Within a Knetminer instance, the server is controlled via KnetminerServer in server-base. Incoming requests and outgoing responses are always JSON, the format of which is allowed for by KnetminerRequest and KnetminerResponse in the server-datasource-api. This one class contains all possible input parameters and suitable non-null defaults for each, regardless of which ones are used by which request. Responses are always JSON and defined by implementations of KnetminerResponse in server-datasource-api.

The web server requires, as arguments, the path to the GSKN (OXL format) and the semantic motif files (MGQE format).
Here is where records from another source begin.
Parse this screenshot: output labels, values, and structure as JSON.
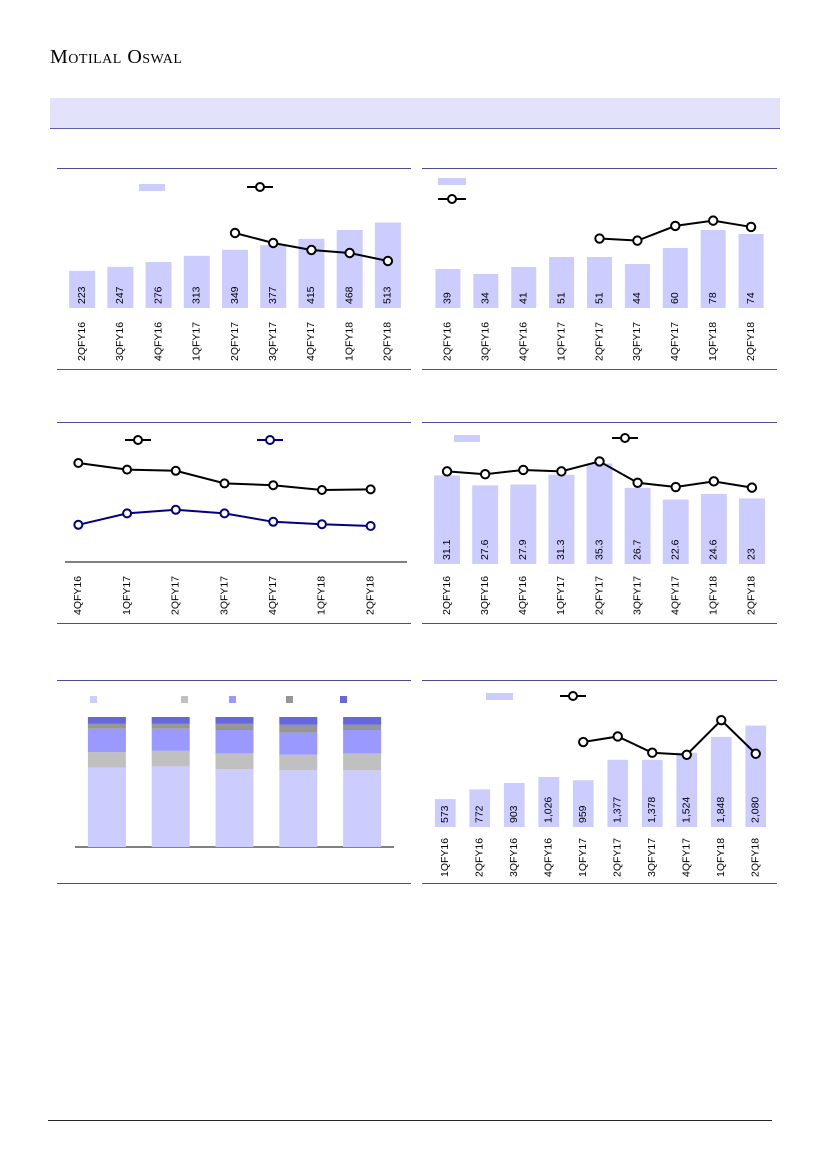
{
  "header": {
    "brand": "Motilal Oswal"
  },
  "colors": {
    "bar": "#ccccff",
    "line": "#000000",
    "line_blue": "#000080",
    "mix1": "#ccccff",
    "mix2": "#c0c0c0",
    "mix3": "#9999ff",
    "mix4": "#969696",
    "mix5": "#6666dd",
    "rule": "#4d4d8f"
  },
  "chart_data": [
    {
      "type": "bar",
      "categories": [
        "2QFY16",
        "3QFY16",
        "4QFY16",
        "1QFY17",
        "2QFY17",
        "3QFY17",
        "4QFY17",
        "1QFY18",
        "2QFY18"
      ],
      "series": [
        {
          "values": [
            223,
            247,
            276,
            313,
            349,
            377,
            415,
            468,
            513
          ]
        },
        {
          "type": "line",
          "values": [
            null,
            null,
            null,
            null,
            50,
            40,
            33,
            30,
            22
          ]
        }
      ],
      "ylim": [
        0,
        540
      ],
      "y2lim": [
        -25,
        65
      ],
      "legend": "top"
    },
    {
      "type": "bar",
      "categories": [
        "2QFY16",
        "3QFY16",
        "4QFY16",
        "1QFY17",
        "2QFY17",
        "3QFY17",
        "4QFY17",
        "1QFY18",
        "2QFY18"
      ],
      "series": [
        {
          "values": [
            39,
            34,
            41,
            51,
            51,
            44,
            60,
            78,
            74
          ]
        },
        {
          "type": "line",
          "values": [
            null,
            null,
            null,
            null,
            31,
            29,
            43,
            48,
            42
          ]
        }
      ],
      "ylim": [
        0,
        100
      ],
      "y2lim": [
        -35,
        60
      ],
      "legend": "top-left"
    },
    {
      "type": "line",
      "categories": [
        "4QFY16",
        "1QFY17",
        "2QFY17",
        "3QFY17",
        "4QFY17",
        "1QFY18",
        "2QFY18"
      ],
      "series": [
        {
          "values": [
            26.5,
            25.4,
            25.2,
            23.1,
            22.8,
            22.0,
            22.1
          ]
        },
        {
          "values": [
            16.2,
            18.1,
            18.7,
            18.1,
            16.7,
            16.3,
            16.0
          ]
        }
      ],
      "ylim": [
        10,
        30
      ],
      "legend": "top"
    },
    {
      "type": "bar",
      "categories": [
        "2QFY16",
        "3QFY16",
        "4QFY16",
        "1QFY17",
        "2QFY17",
        "3QFY17",
        "4QFY17",
        "1QFY18",
        "2QFY18"
      ],
      "series": [
        {
          "values": [
            31.1,
            27.6,
            27.9,
            31.3,
            35.3,
            26.7,
            22.6,
            24.6,
            23.0
          ]
        },
        {
          "type": "line",
          "values": [
            32.5,
            31.5,
            33,
            32.5,
            36,
            28.5,
            27,
            29,
            26.8
          ]
        }
      ],
      "ylim": [
        0,
        40
      ],
      "legend": "top"
    },
    {
      "type": "bar",
      "stacked": true,
      "categories": [
        "",
        "",
        "",
        "",
        ""
      ],
      "series": [
        {
          "values": [
            61,
            62,
            60,
            59,
            59
          ]
        },
        {
          "values": [
            12,
            12,
            12,
            12,
            13
          ]
        },
        {
          "values": [
            18,
            17,
            18,
            17,
            18
          ]
        },
        {
          "values": [
            4,
            4,
            5,
            6,
            4
          ]
        },
        {
          "values": [
            5,
            5,
            5,
            6,
            6
          ]
        }
      ],
      "ylim": [
        0,
        100
      ],
      "legend": "top"
    },
    {
      "type": "bar",
      "categories": [
        "1QFY16",
        "2QFY16",
        "3QFY16",
        "4QFY16",
        "1QFY17",
        "2QFY17",
        "3QFY17",
        "4QFY17",
        "1QFY18",
        "2QFY18"
      ],
      "series": [
        {
          "values": [
            573,
            772,
            903,
            1026,
            959,
            1377,
            1378,
            1524,
            1848,
            2080
          ]
        },
        {
          "type": "line",
          "values": [
            null,
            null,
            null,
            null,
            67,
            78,
            46,
            42,
            110,
            44
          ]
        }
      ],
      "ylim": [
        0,
        2400
      ],
      "y2lim": [
        -100,
        130
      ],
      "legend": "top"
    }
  ]
}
It pre-indexes the GSKN and waits for requests.

New server endpoints can be added here by adjusting the pattern recognition or adding new methods with appropriate annotations.

The overview of this architecture is shown below in Figure 2. This represents the internal architecture of the two .war applications that a default instance of Knetminer (eg, aratiny) consists of. This has to be coupled with details regarding how such an instance is made to work with specific data and a specific user interface. As said above, this is explained in the Docker-related documentation.

KnetMiner Figure 2: KnetMiner architecture overview, where green processes have been created by us, and dark blue processes are provided by SpringSource. The light blue process is provided by the SpringSource and our own API.